Studies of Changing Words

I know, I haven’t completed a “Weird Science in the News” post in a very long while. However, I have continued to collect links to science-related articles. Two of these I wanted to share today.

The New York Times’ article “Your Brain on Fiction” is a two-page opinion piece that discusses the neuroscience of fiction. In summary, researchers are finding that fiction expands upon the real-life experiences of its readers.  Confirmation is nice, isn’t it?

In “Color-coded text reveals the foreign origins of your words” on i09, you can see how words from various places have formed into modern versions of the English language. My favorite part of this article is where it mentions Kinde’s future Website. His analytical program could really help when writing historically based fantasy and historical fiction. Maybe when it’s available, some of us will spend less time looking up the origin on every suspect word for such stories.

Further Reading

Papers from The Mar Lab

“What are the origins of the English Language?” answered by Merriam-Webster


3 thoughts on “Studies of Changing Words”

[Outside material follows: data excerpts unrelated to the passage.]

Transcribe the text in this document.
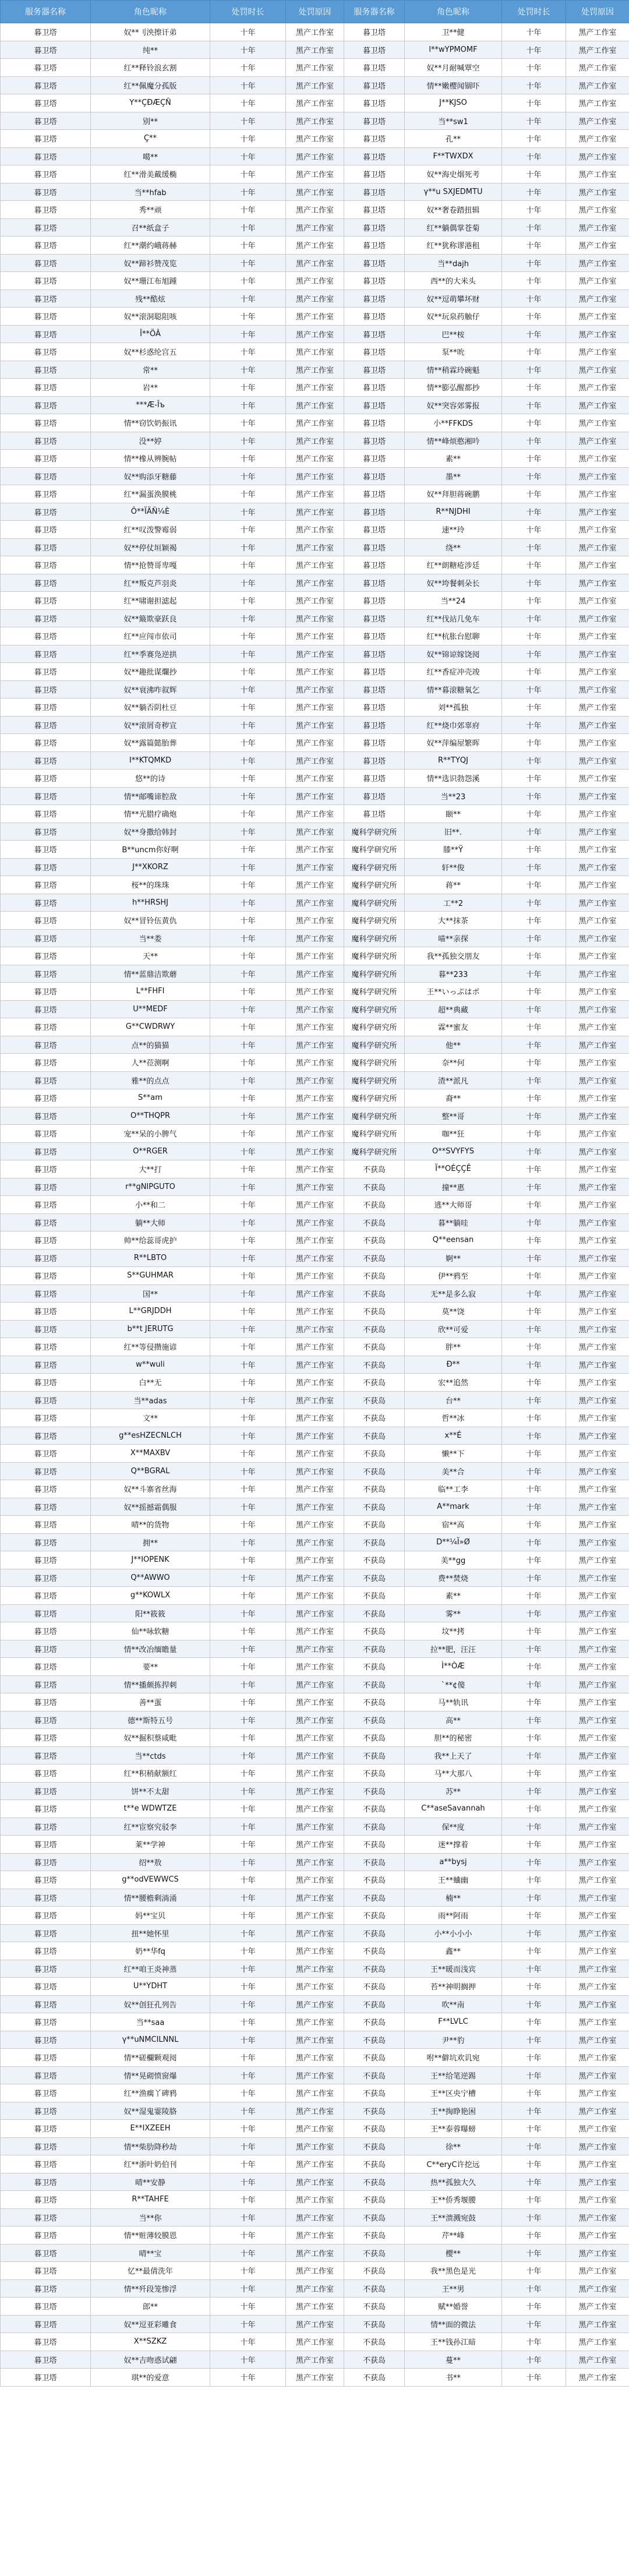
服务器名称	角色昵称	处罚时长	处罚原因	服务器名称	角色昵称	处罚时长	处罚原因
暮卫塔	奴**刂泱擦讦弟	十年	黑产工作室	暮卫塔	卫**健	十年	黑产工作室
暮卫塔	纯**	十年	黑产工作室	暮卫塔	l**wYPMOMF	十年	黑产工作室
暮卫塔	红**释铃浪玄割	十年	黑产工作室	暮卫塔	奴**月耐喊覃空	十年	黑产工作室
暮卫塔	红**佩魔分孤版	十年	黑产工作室	暮卫塔	情**嫩樱闻锢吓	十年	黑产工作室
暮卫塔	Y**ÇÐÆÇÑ	十年	黑产工作室	暮卫塔	J**KJSO	十年	黑产工作室
暮卫塔	别**	十年	黑产工作室	暮卫塔	当**sw1	十年	黑产工作室
暮卫塔	Ç**	十年	黑产工作室	暮卫塔	孔**	十年	黑产工作室
暮卫塔	噶**	十年	黑产工作室	暮卫塔	F**TWXDX	十年	黑产工作室
暮卫塔	红**滑美戴缓椭	十年	黑产工作室	暮卫塔	奴**海史烟死考	十年	黑产工作室
暮卫塔	当**hfab	十年	黑产工作室	暮卫塔	γ**u SXJEDMTU	十年	黑产工作室
暮卫塔	秀**顽	十年	黑产工作室	暮卫塔	奴**奢卷踏扭辑	十年	黑产工作室
暮卫塔	召**纸盒子	十年	黑产工作室	暮卫塔	红**躺偶掌苍菊	十年	黑产工作室
暮卫塔	红**潮约峨蒋赫	十年	黑产工作室	暮卫塔	红**犹称谬港租	十年	黑产工作室
暮卫塔	奴**蹄衫赞茂览	十年	黑产工作室	暮卫塔	当**dajh	十年	黑产工作室
暮卫塔	奴**珊江布旭踵	十年	黑产工作室	暮卫塔	西**的大米头	十年	黑产工作室
暮卫塔	残**酷炫	十年	黑产工作室	暮卫塔	奴**逗萌攀坏财	十年	黑产工作室
暮卫塔	奴**滚洞聪阻咳	十年	黑产工作室	暮卫塔	奴**玩泉药触仔	十年	黑产工作室
暮卫塔	Î**ÖÂ	十年	黑产工作室	暮卫塔	巴**桉	十年	黑产工作室
暮卫塔	奴**杉惑纶宫五	十年	黑产工作室	暮卫塔	泵**吮	十年	黑产工作室
暮卫塔	常**	十年	黑产工作室	暮卫塔	情**稍霖玲碗魁	十年	黑产工作室
暮卫塔	岩**	十年	黑产工作室	暮卫塔	情**膨弘醒都抄	十年	黑产工作室
暮卫塔	***Æ-Îъ	十年	黑产工作室	暮卫塔	奴**突容郊雾报	十年	黑产工作室
暮卫塔	情**窃饮奶振讯	十年	黑产工作室	暮卫塔	小**FFKDS	十年	黑产工作室
暮卫塔	没**婷	十年	黑产工作室	暮卫塔	情**峰烦憨湘吟	十年	黑产工作室
暮卫塔	情**橡从辨腕帖	十年	黑产工作室	暮卫塔	素**	十年	黑产工作室
暮卫塔	奴**购添牙糖藤	十年	黑产工作室	暮卫塔	墨**	十年	黑产工作室
暮卫塔	红**漏蛋涣膜桃	十年	黑产工作室	暮卫塔	奴**拜胆蒋碗鹏	十年	黑产工作室
暮卫塔	Ô**ÏÄÑ¼È	十年	黑产工作室	暮卫塔	R**NJDHI	十年	黑产工作室
暮卫塔	红**叹泼警霉弱	十年	黑产工作室	暮卫塔	速**玲	十年	黑产工作室
暮卫塔	奴**停仗垣颖褐	十年	黑产工作室	暮卫塔	绕**	十年	黑产工作室
暮卫塔	情**抢赞哥卑嘎	十年	黑产工作室	暮卫塔	红**朗糖疮涉廷	十年	黑产工作室
暮卫塔	红**叛克芦羽炎	十年	黑产工作室	暮卫塔	奴**垮餐刺朵长	十年	黑产工作室
暮卫塔	红**啸谢担滤起	十年	黑产工作室	暮卫塔	当**24	十年	黑产工作室
暮卫塔	奴**簸欺豪跃良	十年	黑产工作室	暮卫塔	红**伐站几免车	十年	黑产工作室
暮卫塔	红**应闯市依司	十年	黑产工作室	暮卫塔	红**杭胀台慰聊	十年	黑产工作室
暮卫塔	红**季赛凫逆拱	十年	黑产工作室	暮卫塔	奴**锦谅嫁饶阅	十年	黑产工作室
暮卫塔	奴**趣批谋爛抄	十年	黑产工作室	暮卫塔	红**香症冲壳竣	十年	黑产工作室
暮卫塔	奴**衰沸咋叙辉	十年	黑产工作室	暮卫塔	情**暮滚糖氧乞	十年	黑产工作室
暮卫塔	奴**躺否阴杜豆	十年	黑产工作室	暮卫塔	刘**孤独	十年	黑产工作室
暮卫塔	奴**滚屑奇秽宣	十年	黑产工作室	暮卫塔	红**烧巾郊辜府	十年	黑产工作室
暮卫塔	奴**露篇懿胎葬	十年	黑产工作室	暮卫塔	奴**萍编屋繁晖	十年	黑产工作室
暮卫塔	I**KTQMKD	十年	黑产工作室	暮卫塔	R**TYQJ	十年	黑产工作室
暮卫塔	悠**的诗	十年	黑产工作室	暮卫塔	情**选识勃怨溪	十年	黑产工作室
暮卫塔	情**邮嘴谛腔敌	十年	黑产工作室	暮卫塔	当**23	十年	黑产工作室
暮卫塔	情**光腊疗确炮	十年	黑产工作室	暮卫塔	颐**	十年	黑产工作室
暮卫塔	奴**身撒给韩封	十年	黑产工作室	魔科学研究所	旧**.	十年	黑产工作室
暮卫塔	B**uncm你好啊	十年	黑产工作室	魔科学研究所	膝**Ÿ	十年	黑产工作室
暮卫塔	J**XKORZ	十年	黑产工作室	魔科学研究所	轩**俊	十年	黑产工作室
暮卫塔	桜**的珠珠	十年	黑产工作室	魔科学研究所	蒋**	十年	黑产工作室
暮卫塔	h**HRSHJ	十年	黑产工作室	魔科学研究所	工**2	十年	黑产工作室
暮卫塔	奴**冒铃伍黄仇	十年	黑产工作室	魔科学研究所	大**抹茶	十年	黑产工作室
暮卫塔	当**娄	十年	黑产工作室	魔科学研究所	喵**亲探	十年	黑产工作室
暮卫塔	天**	十年	黑产工作室	魔科学研究所	我**孤独交朋友	十年	黑产工作室
暮卫塔	情**蓝鼎洁欺蘑	十年	黑产工作室	魔科学研究所	暮**233	十年	黑产工作室
暮卫塔	L**FHFI	十年	黑产工作室	魔科学研究所	王**いっぷはポ	十年	黑产工作室
暮卫塔	U**MEDF	十年	黑产工作室	魔科学研究所	超**典藏	十年	黑产工作室
暮卫塔	G**CWDRWY	十年	黑产工作室	魔科学研究所	霖**蜜友	十年	黑产工作室
暮卫塔	点**的猫猫	十年	黑产工作室	魔科学研究所	他**	十年	黑产工作室
暮卫塔	人**莅测啊	十年	黑产工作室	魔科学研究所	奈**何	十年	黑产工作室
暮卫塔	雅**的点点	十年	黑产工作室	魔科学研究所	渣**派凡	十年	黑产工作室
暮卫塔	S**am	十年	黑产工作室	魔科学研究所	裔**	十年	黑产工作室
暮卫塔	O**THQPR	十年	黑产工作室	魔科学研究所	整**哥	十年	黑产工作室
暮卫塔	宠**呆的小脾气	十年	黑产工作室	魔科学研究所	咖**狂	十年	黑产工作室
暮卫塔	O**RGER	十年	黑产工作室	魔科学研究所	O**SVYFYS	十年	黑产工作室
暮卫塔	大**打	十年	黑产工作室	不获岛	Ï**OÉÇÇÊ	十年	黑产工作室
暮卫塔	r**gNIPGUTO	十年	黑产工作室	不获岛	撞**惠	十年	黑产工作室
暮卫塔	小**和二	十年	黑产工作室	不获岛	逃**大师哥	十年	黑产工作室
暮卫塔	躺**大师	十年	黑产工作室	不获岛	暮**躺哇	十年	黑产工作室
暮卫塔	帅**给蕊哥虎护	十年	黑产工作室	不获岛	Q**eensan	十年	黑产工作室
暮卫塔	R**LBTO	十年	黑产工作室	不获岛	婀**	十年	黑产工作室
暮卫塔	S**GUHMAR	十年	黑产工作室	不获岛	伊**鸦至	十年	黑产工作室
暮卫塔	国**	十年	黑产工作室	不获岛	无**是多么寂	十年	黑产工作室
暮卫塔	L**GRJDDH	十年	黑产工作室	不获岛	莫**饶	十年	黑产工作室
暮卫塔	b**t JERUTG	十年	黑产工作室	不获岛	欣**可爱	十年	黑产工作室
暮卫塔	红**等侵攒施谚	十年	黑产工作室	不获岛	胖**	十年	黑产工作室
暮卫塔	w**wuli	十年	黑产工作室	不获岛	Ð**	十年	黑产工作室
暮卫塔	白**无	十年	黑产工作室	不获岛	宏**追然	十年	黑产工作室
暮卫塔	当**adas	十年	黑产工作室	不获岛	台**	十年	黑产工作室
暮卫塔	文**	十年	黑产工作室	不获岛	哲**冰	十年	黑产工作室
暮卫塔	g**esHZECNLCH	十年	黑产工作室	不获岛	x**É	十年	黑产工作室
暮卫塔	X**MAXBV	十年	黑产工作室	不获岛	懒**下	十年	黑产工作室
暮卫塔	Q**BGRAL	十年	黑产工作室	不获岛	美**合	十年	黑产工作室
暮卫塔	奴**斗寨省丝海	十年	黑产工作室	不获岛	临**工李	十年	黑产工作室
暮卫塔	奴**摇撼霜偶服	十年	黑产工作室	不获岛	A**mark	十年	黑产工作室
暮卫塔	晴**的货物	十年	黑产工作室	不获岛	宿**高	十年	黑产工作室
暮卫塔	拥**	十年	黑产工作室	不获岛	D**¼Ï»Ø	十年	黑产工作室
暮卫塔	J**IOPENK	十年	黑产工作室	不获岛	美**gg	十年	黑产工作室
暮卫塔	Q**AWWO	十年	黑产工作室	不获岛	费**焚烧	十年	黑产工作室
暮卫塔	g**KOWLX	十年	黑产工作室	不获岛	素**	十年	黑产工作室
暮卫塔	阳**筱筱	十年	黑产工作室	不获岛	雾**	十年	黑产工作室
暮卫塔	仙**咏软糖	十年	黑产工作室	不获岛	坟**拷	十年	黑产工作室
暮卫塔	情**改冶缅瞻量	十年	黑产工作室	不获岛	拉**肥，汪汪	十年	黑产工作室
暮卫塔	要**	十年	黑产工作室	不获岛	Ì**ÒÆ	十年	黑产工作室
暮卫塔	情**播颇拣捍刺	十年	黑产工作室	不获岛	`**¢傻	十年	黑产工作室
暮卫塔	善**蛋	十年	黑产工作室	不获岛	马**轨讯	十年	黑产工作室
暮卫塔	德**斯特五号	十年	黑产工作室	不获岛	高**	十年	黑产工作室
暮卫塔	奴**掘积蔡咸毗	十年	黑产工作室	不获岛	胆**的秘密	十年	黑产工作室
暮卫塔	当**ctds	十年	黑产工作室	不获岛	我**上天了	十年	黑产工作室
暮卫塔	红**积稍献额红	十年	黑产工作室	不获岛	马**大那八	十年	黑产工作室
暮卫塔	饼**不太甜	十年	黑产工作室	不获岛	苏**	十年	黑产工作室
暮卫塔	t**e WDWTZE	十年	黑产工作室	不获岛	C**aseSavannah	十年	黑产工作室
暮卫塔	红**宦察究驳李	十年	黑产工作室	不获岛	保**度	十年	黑产工作室
暮卫塔	莱**学神	十年	黑产工作室	不获岛	迷**撑着	十年	黑产工作室
暮卫塔	绍**敖	十年	黑产工作室	不获岛	a**bysj	十年	黑产工作室
暮卫塔	g**odVEWWCS	十年	黑产工作室	不获岛	王**蛐幽	十年	黑产工作室
暮卫塔	情**腰檐剩淌涌	十年	黑产工作室	不获岛	楠**	十年	黑产工作室
暮卫塔	妈**宝贝	十年	黑产工作室	不获岛	雨**阿雨	十年	黑产工作室
暮卫塔	扭**她怀里	十年	黑产工作室	不获岛	小**小小小	十年	黑产工作室
暮卫塔	奶**华fq	十年	黑产工作室	不获岛	鑫**	十年	黑产工作室
暮卫塔	红**咱王炎神蒸	十年	黑产工作室	不获岛	王**暖而浅宾	十年	黑产工作室
暮卫塔	U**YDHT	十年	黑产工作室	不获岛	苔**神明搁押	十年	黑产工作室
暮卫塔	奴**创狂孔列告	十年	黑产工作室	不获岛	吹**南	十年	黑产工作室
暮卫塔	当**saa	十年	黑产工作室	不获岛	F**LVLC	十年	黑产工作室
暮卫塔	γ**uNMCILNNL	十年	黑产工作室	不获岛	尹**豹	十年	黑产工作室
暮卫塔	情**磋欄颗观阅	十年	黑产工作室	不获岛	咐**僻坑欢讥宛	十年	黑产工作室
暮卫塔	情**晃砌愤窗爆	十年	黑产工作室	不获岛	王**给笔逆踢	十年	黑产工作室
暮卫塔	红**渔瘸丫碑鸦	十年	黑产工作室	不获岛	王**区央宁槽	十年	黑产工作室
暮卫塔	奴**湿鬼霎陵胳	十年	黑产工作室	不获岛	王**掏睁艳困	十年	黑产工作室
暮卫塔	E**IXZEEH	十年	黑产工作室	不获岛	王**泰蓉曝螃	十年	黑产工作室
暮卫塔	情**柴肋降秒劫	十年	黑产工作室	不获岛	徐**	十年	黑产工作室
暮卫塔	红**浙叶奶伯刊	十年	黑产工作室	不获岛	C**eryC许挖远	十年	黑产工作室
暮卫塔	晴**安静	十年	黑产工作室	不获岛	热**孤独大久	十年	黑产工作室
暮卫塔	R**TAHFE	十年	黑产工作室	不获岛	王**侨秀堰腰	十年	黑产工作室
暮卫塔	当**你	十年	黑产工作室	不获岛	王**溃溅宛鼓	十年	黑产工作室
暮卫塔	情**赃薄较膜恩	十年	黑产工作室	不获岛	芹**峰	十年	黑产工作室
暮卫塔	晴**宝	十年	黑产工作室	不获岛	樱**	十年	黑产工作室
暮卫塔	忆**最倩洗年	十年	黑产工作室	不获岛	我**黑色是光	十年	黑产工作室
暮卫塔	情**歼段笼惨浮	十年	黑产工作室	不获岛	王**男	十年	黑产工作室
暮卫塔	郎**	十年	黑产工作室	不获岛	赋**婚誉	十年	黑产工作室
暮卫塔	奴**逗亚彩雕食	十年	黑产工作室	不获岛	情**面的微法	十年	黑产工作室
暮卫塔	X**SZKZ	十年	黑产工作室	不获岛	王**钱孙江暗	十年	黑产工作室
暮卫塔	奴**吉吻惑试翩	十年	黑产工作室	不获岛	蔓**	十年	黑产工作室
暮卫塔	琪**的爱意	十年	黑产工作室	不获岛	书**	十年	黑产工作室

  1. Some people are quite visual and the colors will make them quite gladly associate the word origins. Many have used other methods to analise etimology. But his is quite *original*

    I liked it!

    1. Thank you for visiting, no tail nor flies! I’m a fiction writer, and what I like most about the color-coding is that I could scan for unwanted colors, such as green (American) in a story with a setting modeled after medieval Wales. That would probably be faster than digging through a dictionary for every word that might be too modern.